Ce qu'il remarqua cependant fut le léger froissement de tissus qui se fit entendre non loin de lui quelques secondes plus tard, et il se tendit quand, relevant la tête, il croisa le regard cramoisi de la personne assise sur le fauteuil non loin du sien.
- Un livre bien intéressant à lire, commença l'autre, coulant un bref regard en direction de la couverture du livre dans ses mains, bien que le choix de lecture m'étonne de la part du Sauveur, termina-t-il avec un rictus de dérision, accentuant le dernier mot.

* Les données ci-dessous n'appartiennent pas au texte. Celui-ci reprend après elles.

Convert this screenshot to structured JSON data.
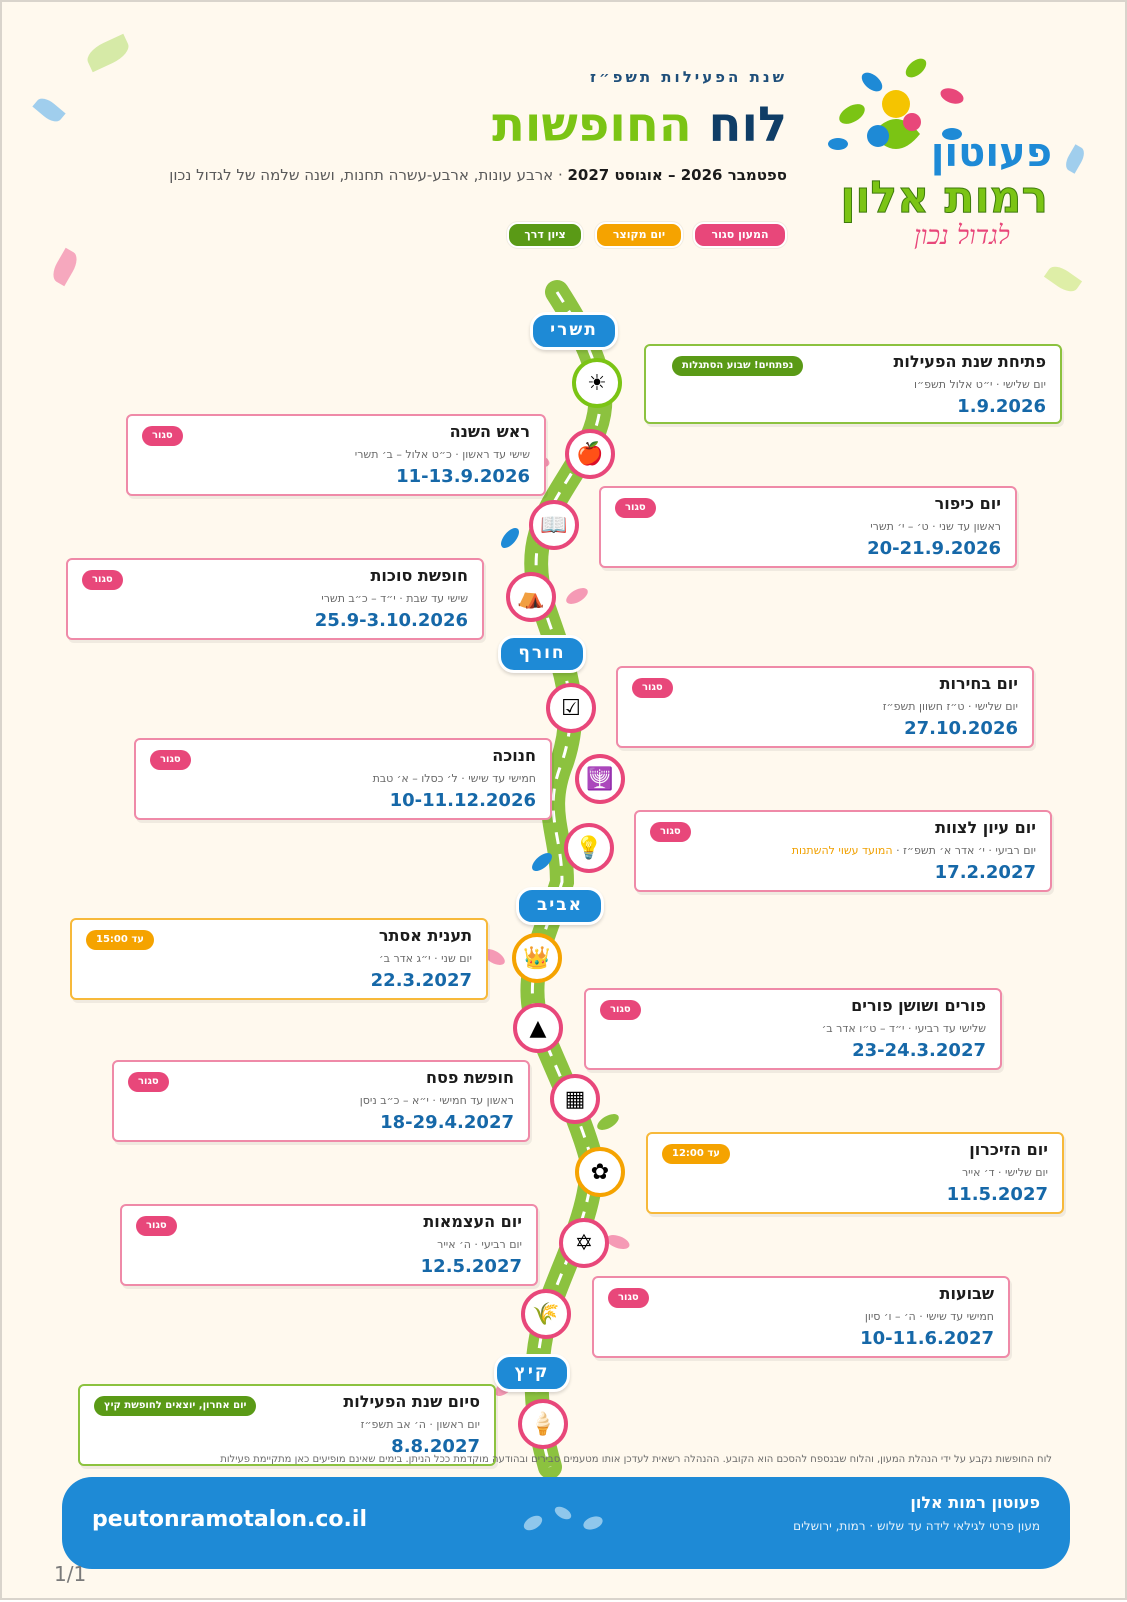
{
  "header": {
    "year_label": "שנת הפעילות תשפ״ז",
    "title_part1": "לוח",
    "title_part2": "החופשות",
    "subtitle_bold": "ספטמבר 2026 – אוגוסט 2027",
    "subtitle_rest": " · ארבע עונות, ארבע-עשרה תחנות, ושנה שלמה של לגדול נכון"
  },
  "logo": {
    "line1": "פעוטון",
    "line2": "רמות אלון",
    "tagline": "לגדול נכון"
  },
  "legend": [
    {
      "label": "המעון סגור",
      "color": "#e8477a"
    },
    {
      "label": "יום מקוצר",
      "color": "#f5a300"
    },
    {
      "label": "ציון דרך",
      "color": "#5a9a16"
    }
  ],
  "seasons": [
    "תשרי",
    "חורף",
    "אביב",
    "קיץ"
  ],
  "events": [
    {
      "title": "פתיחת שנת הפעילות",
      "sub": "יום שלישי · י״ט אלול תשפ״ו",
      "date": "1.9.2026",
      "badge": "נפתחים! שבוע הסתגלות",
      "kind": "green",
      "icon": "sun-icon",
      "glyph": "☀"
    },
    {
      "title": "ראש השנה",
      "sub": "שישי עד ראשון · כ״ט אלול – ב׳ תשרי",
      "date": "11-13.9.2026",
      "badge": "סגור",
      "kind": "pink",
      "icon": "apple-icon",
      "glyph": "🍎"
    },
    {
      "title": "יום כיפור",
      "sub": "ראשון עד שני · ט׳ – י׳ תשרי",
      "date": "20-21.9.2026",
      "badge": "סגור",
      "kind": "pink",
      "icon": "book-icon",
      "glyph": "📖"
    },
    {
      "title": "חופשת סוכות",
      "sub": "שישי עד שבת · י״ד – כ״ב תשרי",
      "date": "25.9-3.10.2026",
      "badge": "סגור",
      "kind": "pink",
      "icon": "sukkah-icon",
      "glyph": "⛺"
    },
    {
      "title": "יום בחירות",
      "sub": "יום שלישי · ט״ז חשוון תשפ״ז",
      "date": "27.10.2026",
      "badge": "סגור",
      "kind": "pink",
      "icon": "ballot-box-icon",
      "glyph": "☑"
    },
    {
      "title": "חנוכה",
      "sub": "חמישי עד שישי · ל׳ כסלו – א׳ טבת",
      "date": "10-11.12.2026",
      "badge": "סגור",
      "kind": "pink",
      "icon": "menorah-icon",
      "glyph": "🕎"
    },
    {
      "title": "יום עיון לצוות",
      "sub": "יום רביעי · י׳ אדר א׳ תשפ״ז · ",
      "note": "המועד עשוי להשתנות",
      "date": "17.2.2027",
      "badge": "סגור",
      "kind": "pink",
      "icon": "lightbulb-icon",
      "glyph": "💡"
    },
    {
      "title": "תענית אסתר",
      "sub": "יום שני · י״ג אדר ב׳",
      "date": "22.3.2027",
      "badge": "עד 15:00",
      "kind": "orange",
      "icon": "crown-icon",
      "glyph": "👑"
    },
    {
      "title": "פורים ושושן פורים",
      "sub": "שלישי עד רביעי · י״ד – ט״ו אדר ב׳",
      "date": "23-24.3.2027",
      "badge": "סגור",
      "kind": "pink",
      "icon": "hamantash-icon",
      "glyph": "▲"
    },
    {
      "title": "חופשת פסח",
      "sub": "ראשון עד חמישי · י״א – כ״ב ניסן",
      "date": "18-29.4.2027",
      "badge": "סגור",
      "kind": "pink",
      "icon": "matzah-icon",
      "glyph": "▦"
    },
    {
      "title": "יום הזיכרון",
      "sub": "יום שלישי · ד׳ אייר",
      "date": "11.5.2027",
      "badge": "עד 12:00",
      "kind": "orange",
      "icon": "flower-icon",
      "glyph": "✿"
    },
    {
      "title": "יום העצמאות",
      "sub": "יום רביעי · ה׳ אייר",
      "date": "12.5.2027",
      "badge": "סגור",
      "kind": "pink",
      "icon": "israel-flag-icon",
      "glyph": "✡"
    },
    {
      "title": "שבועות",
      "sub": "חמישי עד שישי · ה׳ – ו׳ סיון",
      "date": "10-11.6.2027",
      "badge": "סגור",
      "kind": "pink",
      "icon": "wheat-icon",
      "glyph": "🌾"
    },
    {
      "title": "סיום שנת הפעילות",
      "sub": "יום ראשון · ה׳ אב תשפ״ז",
      "date": "8.8.2027",
      "badge": "יום אחרון, יוצאים לחופשת קיץ",
      "kind": "green",
      "icon": "ice-cream-icon",
      "glyph": "🍦"
    }
  ],
  "disclaimer": "לוח החופשות נקבע על ידי הנהלת המעון, והלוח שבנספח להסכם הוא הקובע. ההנהלה רשאית לעדכן אותו מטעמים סבירים ובהודעה מוקדמת ככל הניתן. בימים שאינם מופיעים כאן מתקיימת פעילות",
  "footer": {
    "name": "פעוטון רמות אלון",
    "sub": "מעון פרטי לגילאי לידה עד שלוש · רמות, ירושלים",
    "url": "peutonramotalon.co.il"
  },
  "pager": "1/1",
  "colors": {
    "closed": "#e8477a",
    "short_day": "#f5a300",
    "milestone": "#5a9a16",
    "accent_blue": "#1e8ad6",
    "title_navy": "#0f3d66",
    "title_green": "#7bc414"
  }
}
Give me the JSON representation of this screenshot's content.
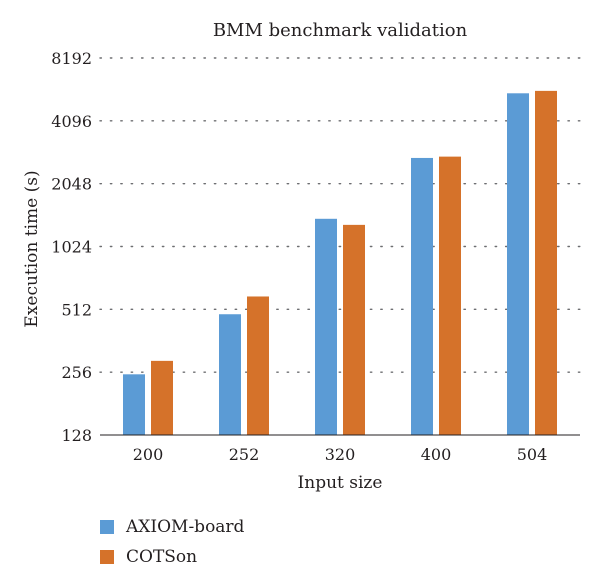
{
  "chart_data": {
    "type": "bar",
    "title": "BMM benchmark validation",
    "xlabel": "Input size",
    "ylabel": "Execution time (s)",
    "y_scale": "log2",
    "ylim": [
      128,
      8192
    ],
    "y_ticks": [
      128,
      256,
      512,
      1024,
      2048,
      4096,
      8192
    ],
    "grid": "horizontal dotted",
    "legend_position": "bottom-left",
    "categories": [
      "200",
      "252",
      "320",
      "400",
      "504"
    ],
    "series": [
      {
        "name": "AXIOM-board",
        "color": "#5b9bd5",
        "values": [
          250,
          485,
          1390,
          2720,
          5550
        ]
      },
      {
        "name": "COTSon",
        "color": "#d5722a",
        "values": [
          290,
          590,
          1300,
          2760,
          5700
        ]
      }
    ]
  }
}
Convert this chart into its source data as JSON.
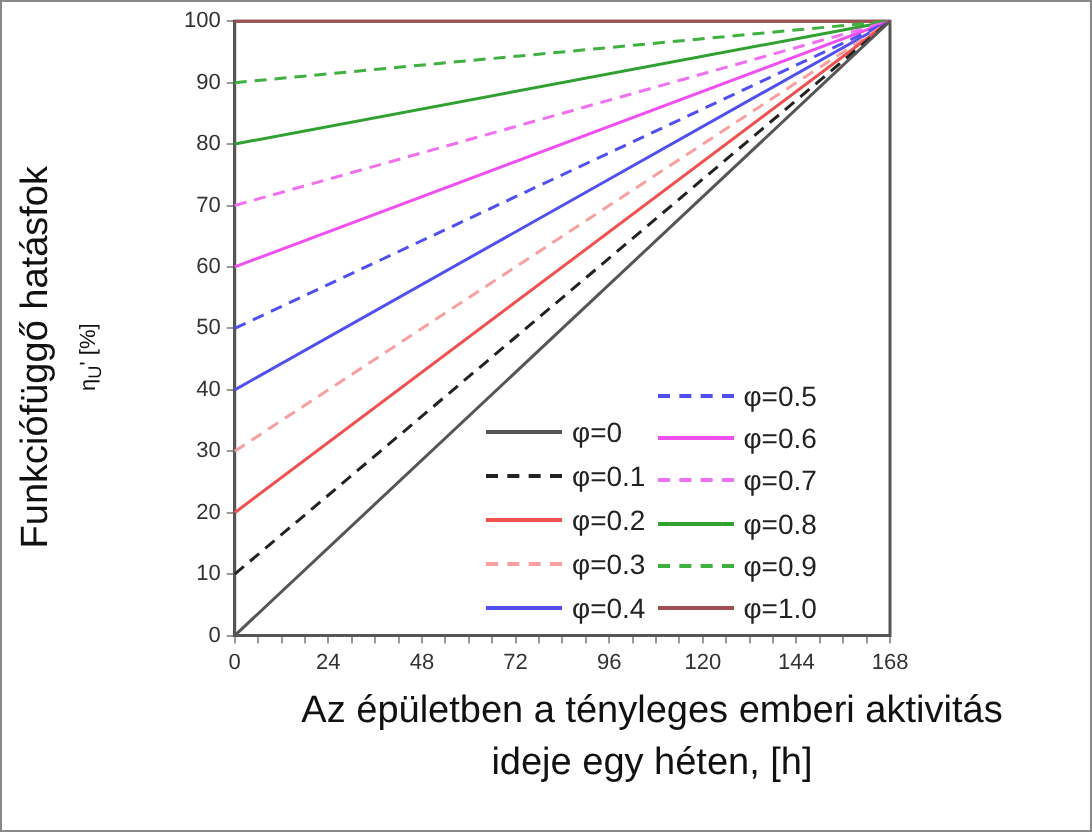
{
  "chart_data": {
    "type": "line",
    "xlabel": "Az épületben a tényleges emberi aktivitás ideje egy héten, [h]",
    "ylabel": "Funkciófüggő hatásfok η$_{U}$' [%]",
    "x": [
      0,
      168
    ],
    "xlim": [
      0,
      168
    ],
    "ylim": [
      0,
      100
    ],
    "xticks": [
      0,
      {
        "value": 6,
        "label": null
      },
      {
        "value": 12,
        "label": null
      },
      {
        "value": 18,
        "label": null
      },
      24,
      {
        "value": 30,
        "label": null
      },
      {
        "value": 36,
        "label": null
      },
      {
        "value": 42,
        "label": null
      },
      48,
      {
        "value": 54,
        "label": null
      },
      {
        "value": 60,
        "label": null
      },
      {
        "value": 66,
        "label": null
      },
      72,
      {
        "value": 78,
        "label": null
      },
      {
        "value": 84,
        "label": null
      },
      {
        "value": 90,
        "label": null
      },
      96,
      {
        "value": 102,
        "label": null
      },
      {
        "value": 108,
        "label": null
      },
      {
        "value": 114,
        "label": null
      },
      120,
      {
        "value": 126,
        "label": null
      },
      {
        "value": 132,
        "label": null
      },
      {
        "value": 138,
        "label": null
      },
      144,
      {
        "value": 150,
        "label": null
      },
      {
        "value": 156,
        "label": null
      },
      {
        "value": 162,
        "label": null
      },
      168
    ],
    "yticks": [
      0,
      10,
      20,
      30,
      40,
      50,
      60,
      70,
      80,
      90,
      100
    ],
    "grid": false,
    "legend": "bottom right",
    "marker": "none",
    "series": [
      {
        "name": "φ=0",
        "color": "#555555",
        "line_style": "solid",
        "values": [
          0,
          100
        ]
      },
      {
        "name": "φ=0.1",
        "color": "#222222",
        "line_style": "dashed",
        "values": [
          10,
          100
        ]
      },
      {
        "name": "φ=0.2",
        "color": "#f05050",
        "line_style": "solid",
        "values": [
          20,
          100
        ]
      },
      {
        "name": "φ=0.3",
        "color": "#f8a0a0",
        "line_style": "dashed",
        "values": [
          30,
          100
        ]
      },
      {
        "name": "φ=0.4",
        "color": "#5050f0",
        "line_style": "solid",
        "values": [
          40,
          100
        ]
      },
      {
        "name": "φ=0.5",
        "color": "#5050f0",
        "line_style": "dashed",
        "values": [
          50,
          100
        ]
      },
      {
        "name": "φ=0.6",
        "color": "#f050f0",
        "line_style": "solid",
        "values": [
          60,
          100
        ]
      },
      {
        "name": "φ=0.7",
        "color": "#f070f0",
        "line_style": "dashed",
        "values": [
          70,
          100
        ]
      },
      {
        "name": "φ=0.8",
        "color": "#30a030",
        "line_style": "solid",
        "values": [
          80,
          100
        ]
      },
      {
        "name": "φ=0.9",
        "color": "#40b040",
        "line_style": "dashed",
        "values": [
          90,
          100
        ]
      },
      {
        "name": "φ=1.0",
        "color": "#a05050",
        "line_style": "solid",
        "values": [
          100,
          100
        ]
      }
    ]
  }
}
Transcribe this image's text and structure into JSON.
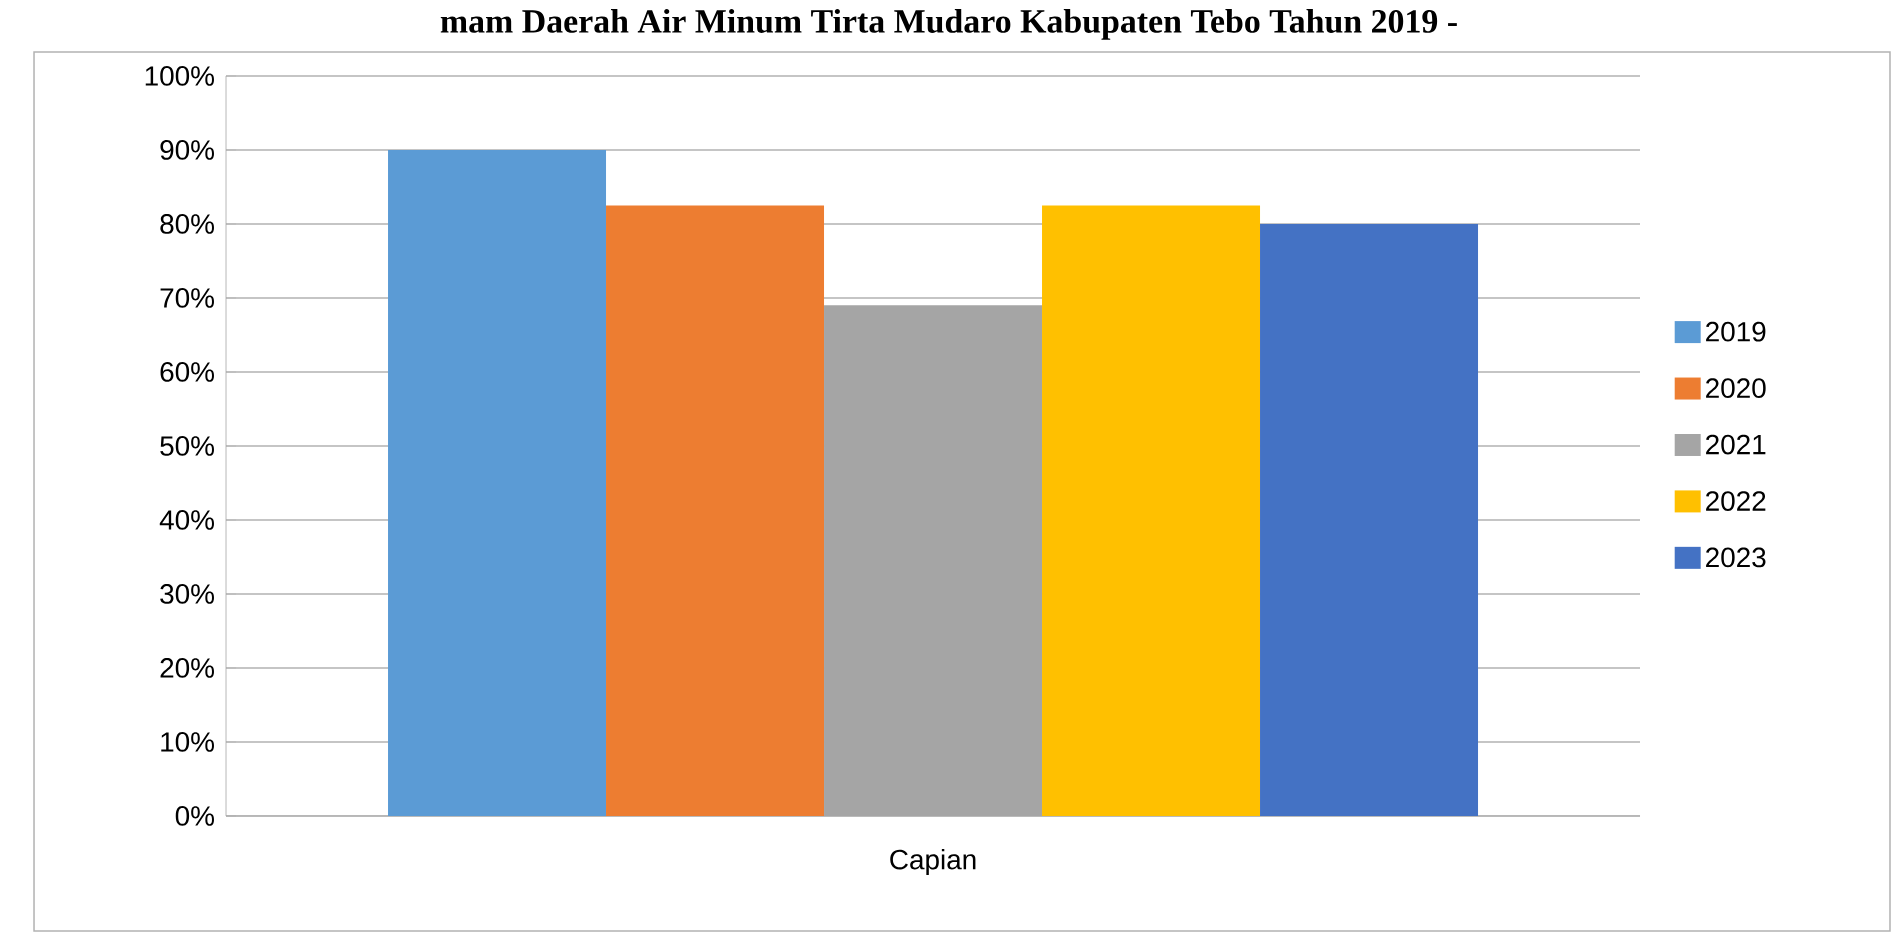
{
  "chart_data": {
    "type": "bar",
    "title": "mam Daerah Air Minum Tirta Mudaro Kabupaten Tebo Tahun 2019 -",
    "categories": [
      "Capian"
    ],
    "series": [
      {
        "name": "2019",
        "color": "#5b9bd5",
        "values": [
          90
        ]
      },
      {
        "name": "2020",
        "color": "#ed7d31",
        "values": [
          82.5
        ]
      },
      {
        "name": "2021",
        "color": "#a5a5a5",
        "values": [
          69
        ]
      },
      {
        "name": "2022",
        "color": "#ffc000",
        "values": [
          82.5
        ]
      },
      {
        "name": "2023",
        "color": "#4472c4",
        "values": [
          80
        ]
      }
    ],
    "ylim": [
      0,
      100
    ],
    "yticks": [
      {
        "value": 0,
        "label": "0%"
      },
      {
        "value": 10,
        "label": "10%"
      },
      {
        "value": 20,
        "label": "20%"
      },
      {
        "value": 30,
        "label": "30%"
      },
      {
        "value": 40,
        "label": "40%"
      },
      {
        "value": 50,
        "label": "50%"
      },
      {
        "value": 60,
        "label": "60%"
      },
      {
        "value": 70,
        "label": "70%"
      },
      {
        "value": 80,
        "label": "80%"
      },
      {
        "value": 90,
        "label": "90%"
      },
      {
        "value": 100,
        "label": "100%"
      }
    ],
    "grid": "y",
    "legend": "right"
  }
}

Harry était pétrifié, et son esprit semblait s'être fait la malle. Il regarda en direction de la porte, mais celle-ci était bel et bien fermée. Il gémit intérieurement. Mais quel idiot ! Ça lui apprendra à se prendre pour Hermione ! Il reporta son attention sur le Seigneur des Ténèbres en face de lui, refermant le livre sur ses genoux avec un calme feint. La situation avait quelque chose d'irréelle. Comment allait-il se sortir de là ?!
- Certain dirait que pour mieux combattre ses ennemis il faut en apprendre le plus possible sur eux. Et ça inclus les sorts qu'ils pourraient utiliser contre moi. Contra-t-il avec une assurance feinte, ce qui fit hausser un sourcil à l'autre. Car celui en face de lui avait bel et bien des sourcils, des cheveux, un nez, et plus rien à voir avec le Voldemort à l'apparence reptilienne qui était sortie du chaudron lors de sa désastreuse quatrième année.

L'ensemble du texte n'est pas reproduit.